Gaspar ouvia sem interromper Maurício, parecendo concordar com o diagnóstico do amigo.
Um grande silêncio envolveu a mesa dos três. Ao longe, rompendo a densidade da fumaça e
o enjoativo cheiro de álcool que dominava o bar, o piano continuava tateado por mãos
cansadas e indiferentes àquelas vidas gastando-se na madrugada. Vinda de um canto do bar,
passou pela mesa dos três amigos uma mulher jovem. Não era bela nem feia. Era uma mulher
de bar. Gaspar segurou-lhe o braço e indagou se estava sozinha. A mulher respondeu
afirmativamente.
Para onde vai?
Para casa.
Espere, vou com você.
Saíram os dois.
Num hotel barato, os outros hóspedes ouviram a porta de um quarto fechar-se. Depois o
murmúrio de vozes do casal. De repente, uma gargalhada inundou o corredor do hotel. Outra
gargalhada. Depois o silêncio absoluto.
Pela manhã, quando a arrumadeira iniciou o seu serviço, ao passar pelo quarto ocupado
pelo casal da madrugada, viu pela porta entreaberta uma mulher nua, deitada na cama, tendo
sobre a cabeça um travesseiro.
O seu corpo morto deixava fora do lençol um seio alvo e volumoso.

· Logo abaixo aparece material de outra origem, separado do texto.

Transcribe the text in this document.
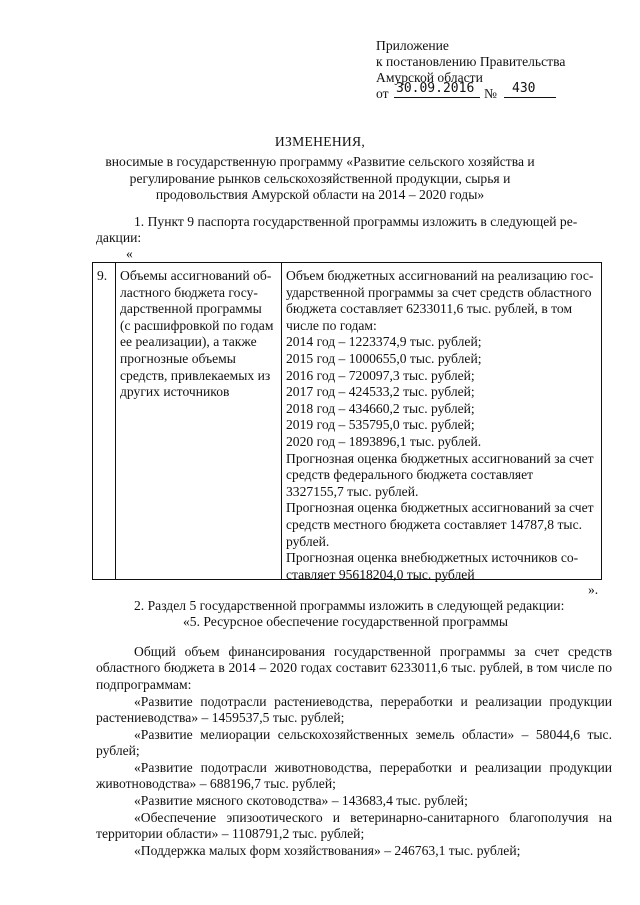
Приложение
к постановлению Правительства
Амурской области
от 30.09.2016 №	430
ИЗМЕНЕНИЯ,
вносимые в государственную программу «Развитие сельского хозяйства и
регулирование рынков сельскохозяйственной продукции, сырья и
продовольствия Амурской области на 2014 – 2020 годы»
1. Пункт 9 паспорта государственной программы изложить в следующей ре-
дакции:
«
9. Объемы ассигнований об-
ластного бюджета госу-
дарственной программы
(с расшифровкой по годам
ее реализации), а также
прогнозные объемы
средств, привлекаемых из
других источников
Объем бюджетных ассигнований на реализацию гос-
ударственной программы за счет средств областного
бюджета составляет 6233011,6 тыс. рублей, в том
числе по годам:
2014 год – 1223374,9 тыс. рублей;
2015 год – 1000655,0 тыс. рублей;
2016 год – 720097,3 тыс. рублей;
2017 год – 424533,2 тыс. рублей;
2018 год – 434660,2 тыс. рублей;
2019 год – 535795,0 тыс. рублей;
2020 год – 1893896,1 тыс. рублей.
Прогнозная оценка бюджетных ассигнований за счет
средств федерального бюджета составляет
3327155,7 тыс. рублей.
Прогнозная оценка бюджетных ассигнований за счет
средств местного бюджета составляет 14787,8 тыс.
рублей.
Прогнозная оценка внебюджетных источников со-
ставляет 95618204,0 тыс. рублей
».
2. Раздел 5 государственной программы изложить в следующей редакции:
«5. Ресурсное обеспечение государственной программы
Общий объем финансирования государственной программы за счет средств областного бюджета в 2014 – 2020 годах составит 6233011,6 тыс. рублей, в том числе по подпрограммам:
«Развитие подотрасли растениеводства, переработки и реализации продукции растениеводства» – 1459537,5 тыс. рублей;
«Развитие мелиорации сельскохозяйственных земель области» – 58044,6 тыс. рублей;
«Развитие подотрасли животноводства, переработки и реализации продукции животноводства» – 688196,7 тыс. рублей;
«Развитие мясного скотоводства» – 143683,4 тыс. рублей;
«Обеспечение эпизоотического и ветеринарно-санитарного благополучия на территории области» – 1108791,2 тыс. рублей;
«Поддержка малых форм хозяйствования» – 246763,1 тыс. рублей;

Adalgisa Nery (1905 - 1980) nasceu na cidade do Rio de Janeiro. Casou-se com o
pintor Ismael Nery aos 16 anos de idade, passando a conviver com intelectuais da época,
entre os quais Manuel Bandeira, Murilo Mendes, Aníbal Machado e Jorge de Lima. Com o
falecimento de Ismael, inicia sua carreira literária publicando seu primeiro trabalho em
1935, na Revista Acadêmica, passando a contribuir com vários periódicos. Em 1940,
casou-se com Lorival Fontes, que foi nomeado embaixador do Brasil no México. Com isso, a
escritora passou a freqüentar a elite intelectual daquele país, tendo sido retratada por
Diogo Rivera e amiga de Frida Kalo. De volta ao Brasil, após sua separação, iniciou sua
carreira como articulista política, tendo escrito, de 1954 a 1966, uma coluna diária no
jornal Última Hora sob o título "Retratos sem retoque". Foi eleita deputada
por dois mandatos 1962 e 1966. Foi cassada pela Junta Militar, em 1969. Deprimida,
faleceu em um abrigo de idosos, no Rio de Janeiro. Algumas obras da autora: O jardim das
carícias (1938), As fronteiras da quarta dimensão (1951) e A imaginária (1959).
Texto extraído do livro "Contos de escritoras brasileiras", Martins Fontes -
São Paulo, 2003, pág. 17, organizadoras: Lúcia Helena Vianna e Márcia Lígia Guidin.